Mean Girls (2024) still has iconic moments. Damian is still too gay to function. Glenn Coco still has everything going for them. And the limit still doesn’t exist. But the film wears those iconic moments without being consumed by them. Instead of reminding the audience of the past, they bolster just how much the casting room got right and add heart to changes.
Truthfully, Mean Girls (2024) isn’t made for me. Its in-jokes are to a culture I don’t understand now as a 33-year-old woman, and seeing Ashley Park as a French teacher made me audibly turn to my friend and whisper, “Oh no, I am a hag.” Yet somehow, detached from the small nuances I’m sure Gen Z viewers will appreciate that I just can’t, I do love Mean Girls (2024).
The film has awkward pacing that is clearly the result of wanting to cram in as many songs as they could without sacrificing the story, but that’s really its only flaw. Unless you’re a Latina like me and thought the awkward insertion of Spanish spoken by Gretchen was more “check box diversity” than anything meaningful, but that’s the most minute of nitpicks. This review is also hard for me because I can’t stop using the word “I”—a no-no in writing. That said, if you, the reader, are a 30-something who is a curmudgeon about reboots, adaptations, and revivals of things you love, I implore you to give this musical take a chance.

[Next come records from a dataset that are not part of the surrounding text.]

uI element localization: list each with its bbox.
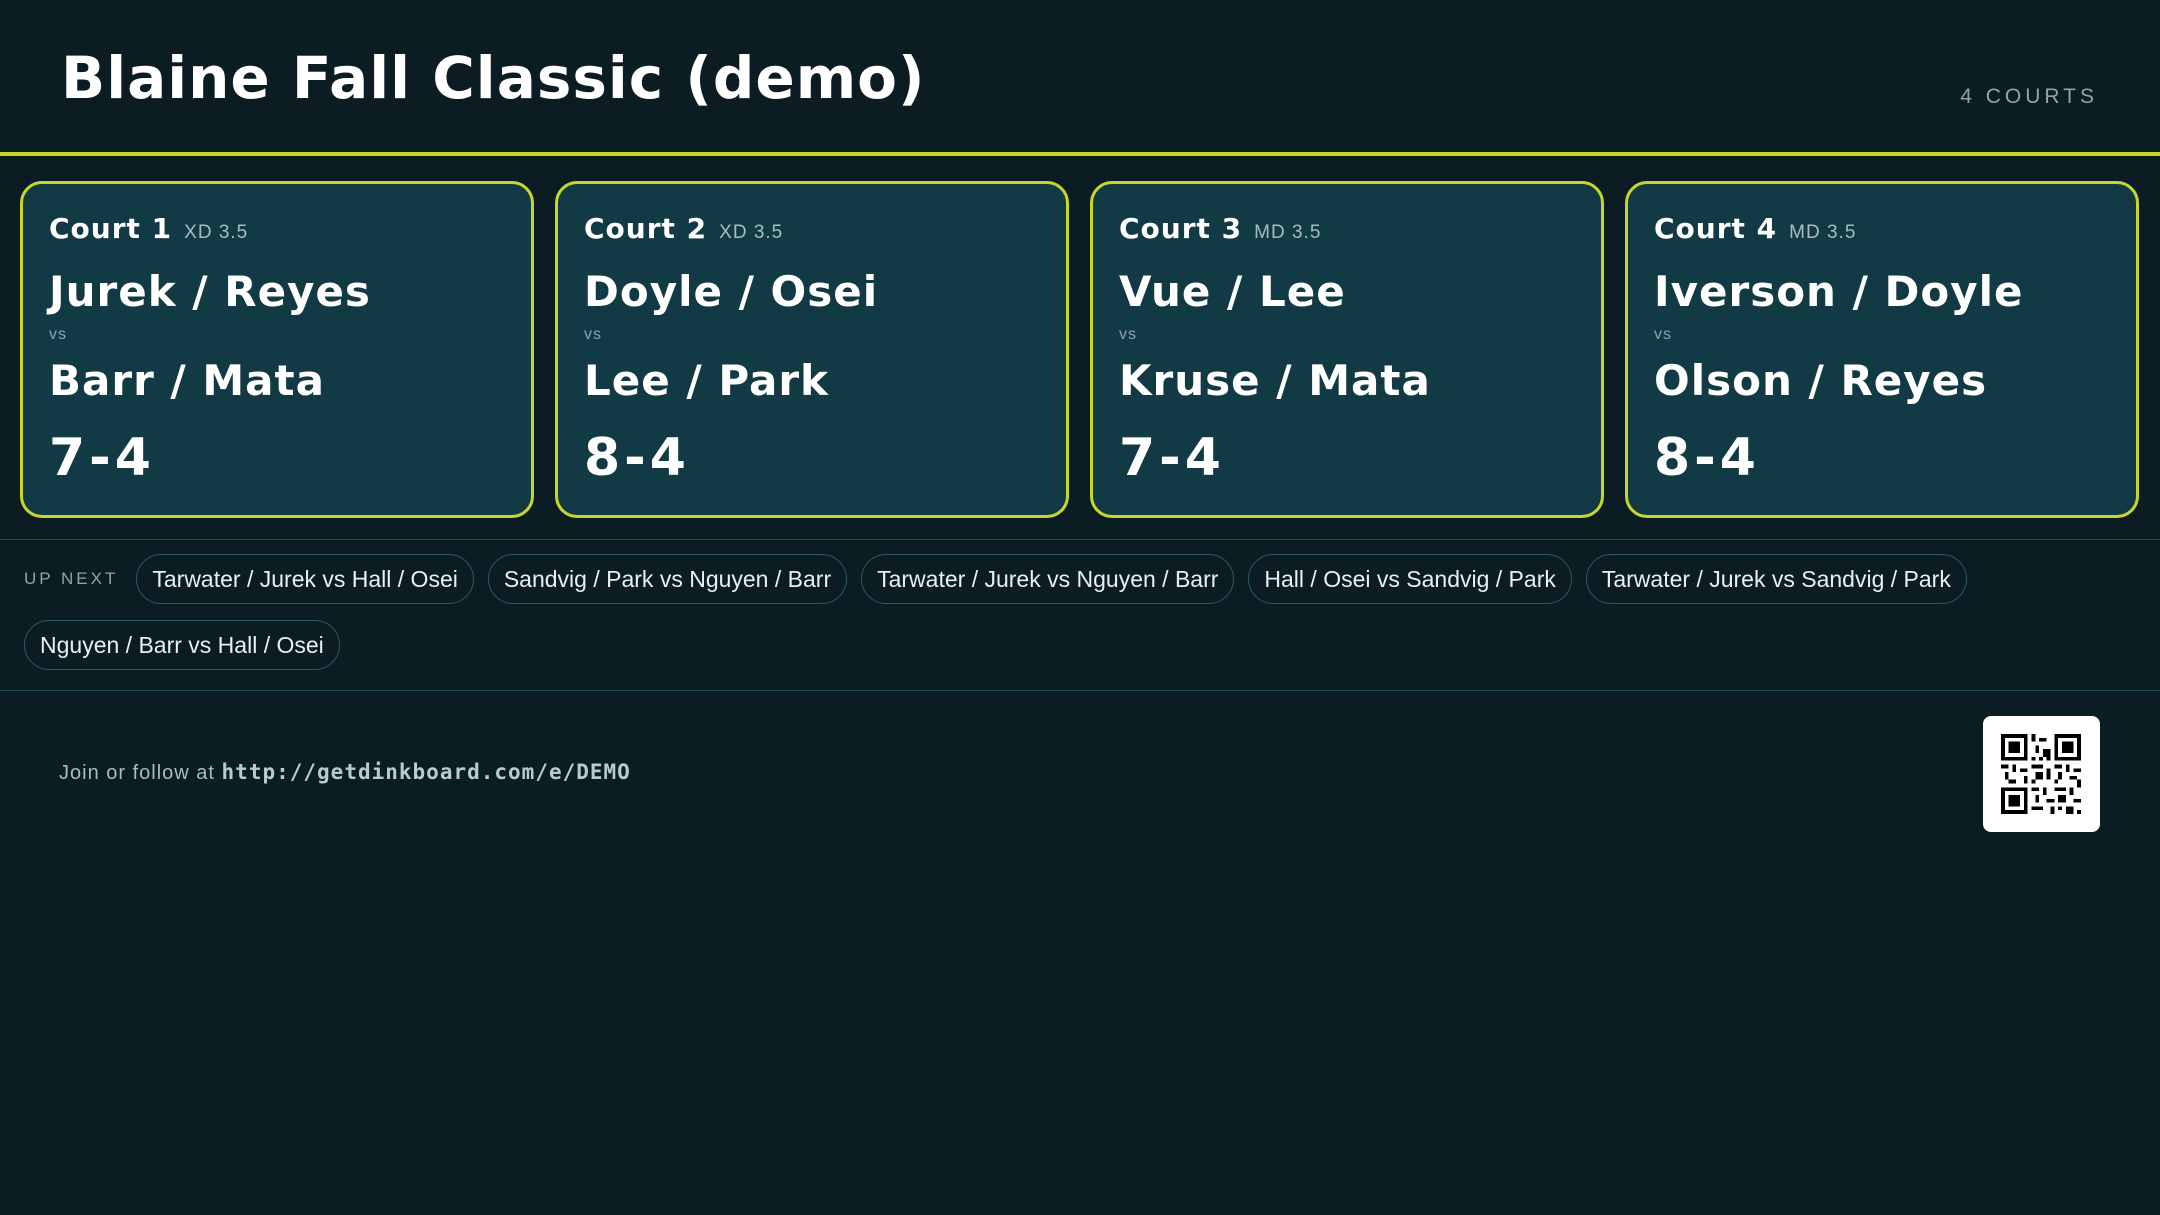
court-card[interactable]: Court 2 XD 3.5 Doyle / Osei vs Lee / Park… <box>555 181 1069 518</box>
event-url-link[interactable]: http://getdinkboard.com/e/DEMO <box>222 760 631 784</box>
score: 8-4 <box>1654 428 1760 488</box>
court-division: MD 3.5 <box>1254 222 1322 243</box>
join-footer: Join or follow at http://getdinkboard.co… <box>59 760 631 785</box>
up-next-match-chip[interactable]: Hall / Osei vs Sandvig / Park <box>1248 554 1572 604</box>
qr-code-graphic <box>2001 734 2081 814</box>
courts-count: 4 COURTS <box>1960 85 2098 108</box>
score: 7-4 <box>49 428 155 488</box>
up-next-match-chip[interactable]: Tarwater / Jurek vs Sandvig / Park <box>1585 554 1967 604</box>
score: 7-4 <box>1119 428 1225 488</box>
team-a: Doyle / Osei <box>584 267 879 316</box>
up-next-label: UP NEXT <box>24 569 119 588</box>
vs-label: vs <box>1654 326 1672 343</box>
court-name: Court 3 <box>1119 212 1243 245</box>
score: 8-4 <box>584 428 690 488</box>
team-b: Lee / Park <box>584 356 829 405</box>
team-b: Olson / Reyes <box>1654 356 1988 405</box>
vs-label: vs <box>584 326 602 343</box>
court-card[interactable]: Court 3 MD 3.5 Vue / Lee vs Kruse / Mata … <box>1090 181 1604 518</box>
qr-code-icon[interactable] <box>1983 716 2100 832</box>
court-name: Court 1 <box>49 212 173 245</box>
footer-divider <box>0 690 2160 691</box>
court-card[interactable]: Court 4 MD 3.5 Iverson / Doyle vs Olson /… <box>1625 181 2139 518</box>
team-b: Kruse / Mata <box>1119 356 1431 405</box>
team-a: Jurek / Reyes <box>49 267 371 316</box>
up-next-match-chip[interactable]: Nguyen / Barr vs Hall / Osei <box>24 620 340 670</box>
vs-label: vs <box>1119 326 1137 343</box>
up-next-match-chip[interactable]: Tarwater / Jurek vs Hall / Osei <box>136 554 474 604</box>
courts-grid: Court 1 XD 3.5 Jurek / Reyes vs Barr / Ma… <box>20 181 2140 518</box>
up-next-match-chip[interactable]: Tarwater / Jurek vs Nguyen / Barr <box>861 554 1235 604</box>
court-card[interactable]: Court 1 XD 3.5 Jurek / Reyes vs Barr / Ma… <box>20 181 534 518</box>
event-title: Blaine Fall Classic (demo) <box>61 44 926 112</box>
court-name: Court 2 <box>584 212 708 245</box>
join-text: Join or follow at <box>59 762 215 784</box>
vs-label: vs <box>49 326 67 343</box>
team-a: Iverson / Doyle <box>1654 267 2024 316</box>
court-name: Court 4 <box>1654 212 1778 245</box>
court-heading: Court 2 XD 3.5 <box>584 212 783 245</box>
court-heading: Court 1 XD 3.5 <box>49 212 248 245</box>
court-division: XD 3.5 <box>719 222 784 243</box>
team-b: Barr / Mata <box>49 356 325 405</box>
up-next-match-chip[interactable]: Sandvig / Park vs Nguyen / Barr <box>487 554 848 604</box>
court-division: MD 3.5 <box>1789 222 1857 243</box>
header: Blaine Fall Classic (demo) 4 COURTS <box>0 0 2160 156</box>
court-division: XD 3.5 <box>184 222 249 243</box>
up-next-queue: UP NEXT Tarwater / Jurek vs Hall / Osei … <box>24 554 2134 670</box>
team-a: Vue / Lee <box>1119 267 1346 316</box>
court-heading: Court 4 MD 3.5 <box>1654 212 1856 245</box>
court-heading: Court 3 MD 3.5 <box>1119 212 1321 245</box>
section-divider <box>0 539 2160 540</box>
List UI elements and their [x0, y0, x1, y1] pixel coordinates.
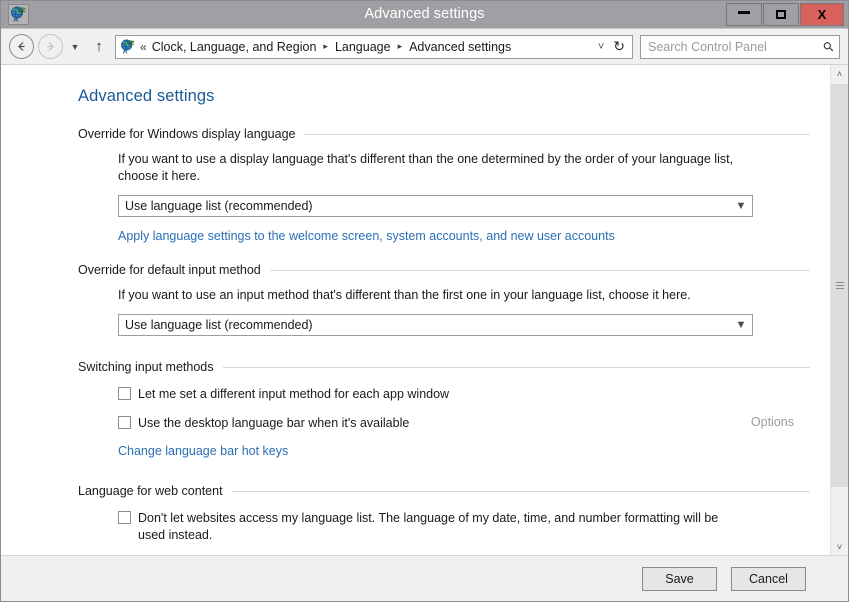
window-controls: X — [726, 1, 848, 28]
default-input-method-value: Use language list (recommended) — [125, 318, 730, 332]
vertical-scrollbar[interactable]: ˄ ˅ — [830, 65, 848, 555]
section-body-input-method: If you want to use an input method that'… — [78, 287, 810, 336]
navigation-bar: ▼ ↑ A 字 « Clock, Language, and Region ▸ … — [1, 28, 848, 64]
breadcrumb-item-clock-language-region[interactable]: Clock, Language, and Region — [152, 40, 317, 54]
minimize-icon — [738, 11, 750, 14]
scrollbar-track[interactable] — [831, 82, 848, 538]
scroll-up-button[interactable]: ˄ — [831, 65, 848, 82]
save-button[interactable]: Save — [642, 567, 717, 591]
settings-inner: Advanced settings Override for Windows d… — [1, 87, 830, 544]
title-bar: A 字 Advanced settings X — [1, 1, 848, 28]
spacer — [78, 245, 810, 263]
checkbox-row-block-website-language-access[interactable]: Don't let websites access my language li… — [118, 510, 802, 544]
forward-arrow-icon — [45, 41, 56, 52]
apply-language-settings-row: Apply language settings to the welcome s… — [118, 227, 802, 245]
checkbox-label: Let me set a different input method for … — [138, 386, 449, 403]
content-area: Advanced settings Override for Windows d… — [1, 64, 848, 555]
recent-locations-button[interactable]: ▼ — [67, 42, 83, 52]
section-body-switching-input-methods: Let me set a different input method for … — [78, 386, 810, 460]
breadcrumb-item-language[interactable]: Language — [335, 40, 391, 54]
display-language-dropdown[interactable]: Use language list (recommended) ▼ — [118, 195, 753, 217]
svg-text:字: 字 — [18, 6, 26, 15]
search-input[interactable]: Search Control Panel — [648, 40, 824, 54]
scrollbar-grip-icon — [836, 282, 844, 289]
back-arrow-icon — [16, 41, 27, 52]
refresh-icon[interactable]: ↻ — [613, 38, 629, 55]
maximize-icon — [776, 10, 786, 19]
section-divider — [304, 134, 810, 135]
display-language-value: Use language list (recommended) — [125, 199, 730, 213]
cancel-button[interactable]: Cancel — [731, 567, 806, 591]
checkbox-row-desktop-language-bar[interactable]: Use the desktop language bar when it's a… — [118, 415, 802, 432]
checkbox-label: Use the desktop language bar when it's a… — [138, 415, 409, 432]
section-label: Override for default input method — [78, 263, 261, 277]
display-language-description: If you want to use a display language th… — [118, 151, 753, 185]
input-method-description: If you want to use an input method that'… — [118, 287, 753, 304]
breadcrumb-separator-icon[interactable]: ▸ — [316, 41, 335, 52]
spacer — [78, 336, 810, 360]
page-title: Advanced settings — [78, 87, 810, 106]
section-header-language-for-web-content: Language for web content — [78, 484, 810, 498]
forward-button — [38, 34, 63, 59]
back-button[interactable] — [9, 34, 34, 59]
apply-language-settings-link[interactable]: Apply language settings to the welcome s… — [118, 229, 615, 243]
svg-text:字: 字 — [128, 39, 135, 48]
close-button[interactable]: X — [800, 3, 844, 26]
change-hot-keys-row: Change language bar hot keys — [118, 442, 802, 460]
svg-text:A: A — [123, 48, 128, 54]
spacer — [78, 460, 810, 484]
window-title: Advanced settings — [1, 1, 848, 28]
up-one-level-button[interactable]: ↑ — [89, 38, 109, 55]
section-body-display-language: If you want to use a display language th… — [78, 151, 810, 245]
language-bar-options-link: Options — [751, 415, 794, 429]
settings-pane: Advanced settings Override for Windows d… — [1, 65, 830, 555]
section-label: Language for web content — [78, 484, 223, 498]
minimize-button[interactable] — [726, 3, 762, 26]
advanced-settings-window: A 字 Advanced settings X — [0, 0, 849, 602]
section-body-language-for-web-content: Don't let websites access my language li… — [78, 510, 810, 544]
section-header-display-language: Override for Windows display language — [78, 127, 810, 141]
dialog-footer: Save Cancel — [1, 555, 848, 601]
section-label: Override for Windows display language — [78, 127, 295, 141]
language-globe-icon: A 字 — [120, 39, 136, 55]
window-icon: A 字 — [8, 4, 29, 25]
scroll-down-button[interactable]: ˅ — [831, 538, 848, 555]
checkbox-desktop-language-bar[interactable] — [118, 416, 131, 429]
breadcrumb-separator-icon[interactable]: ▸ — [391, 41, 410, 52]
section-header-switching-input-methods: Switching input methods — [78, 360, 810, 374]
maximize-button[interactable] — [763, 3, 799, 26]
default-input-method-dropdown[interactable]: Use language list (recommended) ▼ — [118, 314, 753, 336]
checkbox-block-website-language-access[interactable] — [118, 511, 131, 524]
section-divider — [232, 491, 810, 492]
checkbox-row-per-app-input-method[interactable]: Let me set a different input method for … — [118, 386, 802, 403]
breadcrumb-overflow[interactable]: « — [140, 40, 147, 54]
section-divider — [223, 367, 811, 368]
section-label: Switching input methods — [78, 360, 214, 374]
section-divider — [270, 270, 810, 271]
scrollbar-thumb[interactable] — [831, 84, 848, 487]
checkbox-per-app-input-method[interactable] — [118, 387, 131, 400]
chevron-down-icon: ▼ — [730, 319, 752, 331]
svg-text:A: A — [13, 16, 18, 23]
checkbox-label: Don't let websites access my language li… — [138, 510, 738, 544]
chevron-down-icon: ▼ — [730, 200, 752, 212]
chevron-down-icon[interactable]: ˅ — [594, 41, 613, 53]
address-bar[interactable]: A 字 « Clock, Language, and Region ▸ Lang… — [115, 35, 633, 59]
change-language-bar-hot-keys-link[interactable]: Change language bar hot keys — [118, 444, 288, 458]
search-control-panel-box[interactable]: Search Control Panel ⚲ — [640, 35, 840, 59]
language-globe-icon: A 字 — [10, 6, 27, 23]
breadcrumb-item-advanced-settings[interactable]: Advanced settings — [409, 40, 511, 54]
section-header-input-method: Override for default input method — [78, 263, 810, 277]
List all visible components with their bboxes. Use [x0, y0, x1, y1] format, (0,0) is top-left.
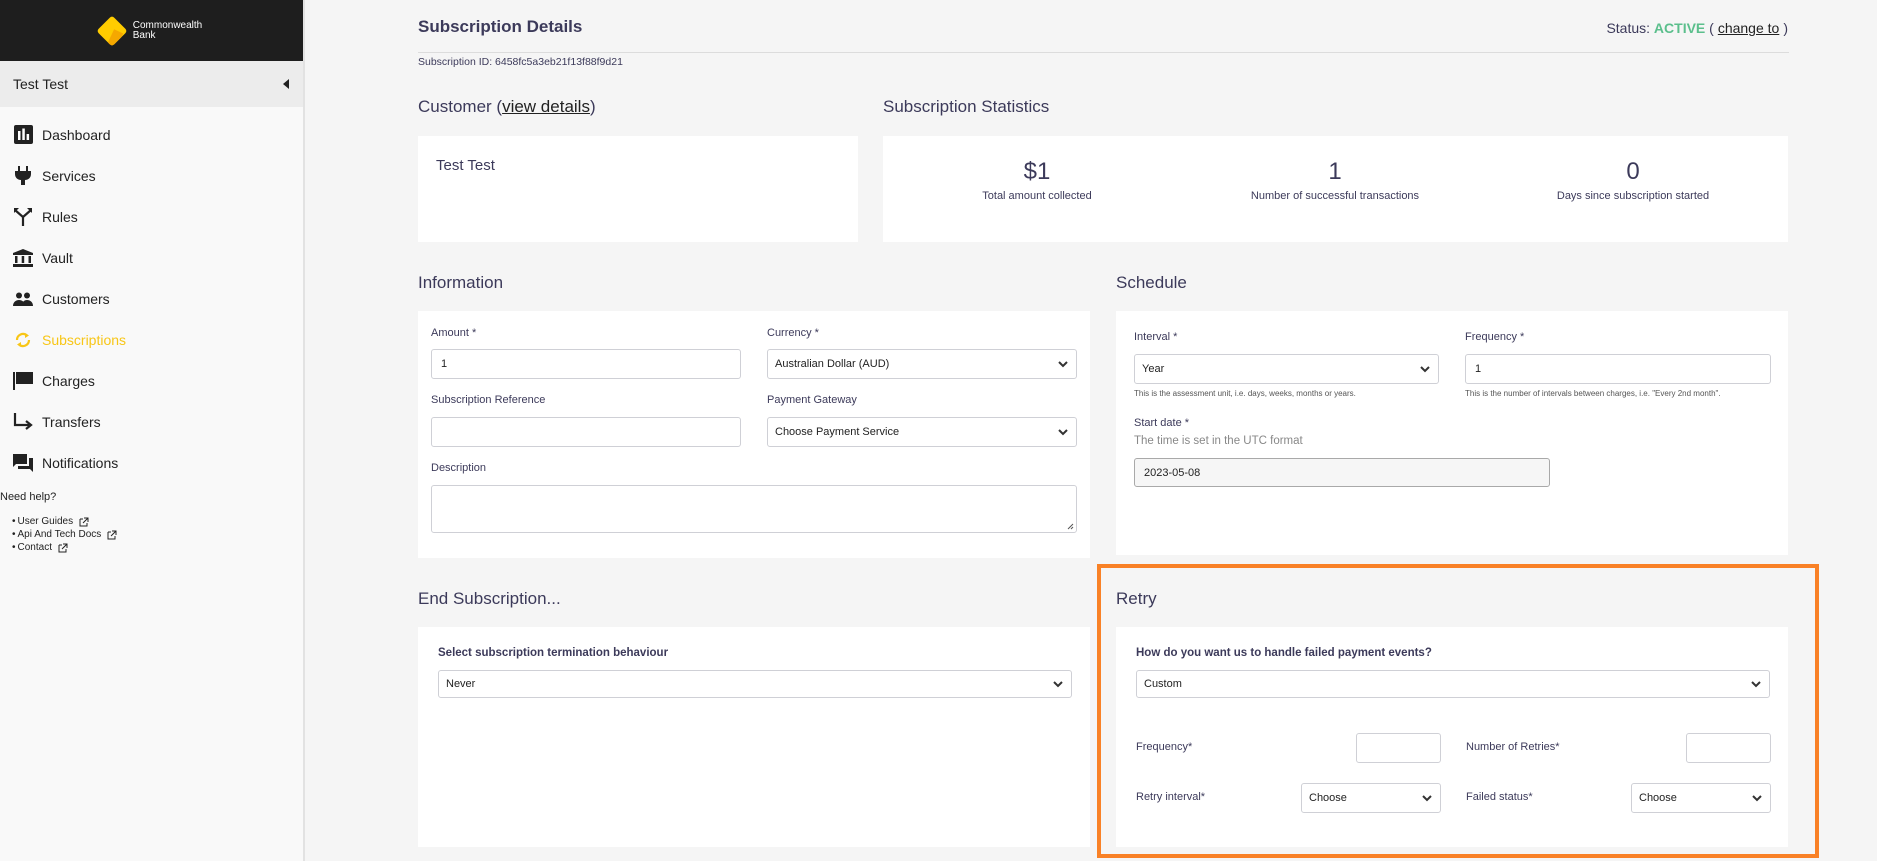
- number-of-retries-input[interactable]: [1686, 733, 1771, 763]
- customer-title-close: ): [589, 97, 596, 116]
- start-date-label: Start date *: [1134, 417, 1190, 429]
- retry-frequency-label: Frequency*: [1136, 741, 1193, 753]
- retry-frequency-input[interactable]: [1356, 733, 1441, 763]
- number-of-retries-label: Number of Retries*: [1466, 741, 1560, 753]
- chevron-down-icon: [1420, 366, 1430, 373]
- customer-section-title: Customer (view details): [418, 97, 596, 117]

It’s easy to expect it to prove why it deserves to exist. Mean Girls (2024) has to answer the question of “Why are we doing this again?” or “Why make a musical?” It has to prove itself based on the weight of being iterative of a pop culture juggernaut. And it does. Boy, does it live up to the very high bar. It’s fetch. But I’m sure it won’t be for everyone because that’s how stories work. If that’s the case, remember its closing words and get off its d__k.
Mean Girls (2024) is available now on Paramount+.
Mean Girl (2024)
-
8.5/10
TL;DR
While Mean Girls 2024’s story and its songs are great, it’s the work that the cast puts in that makes the musical film extraordinary.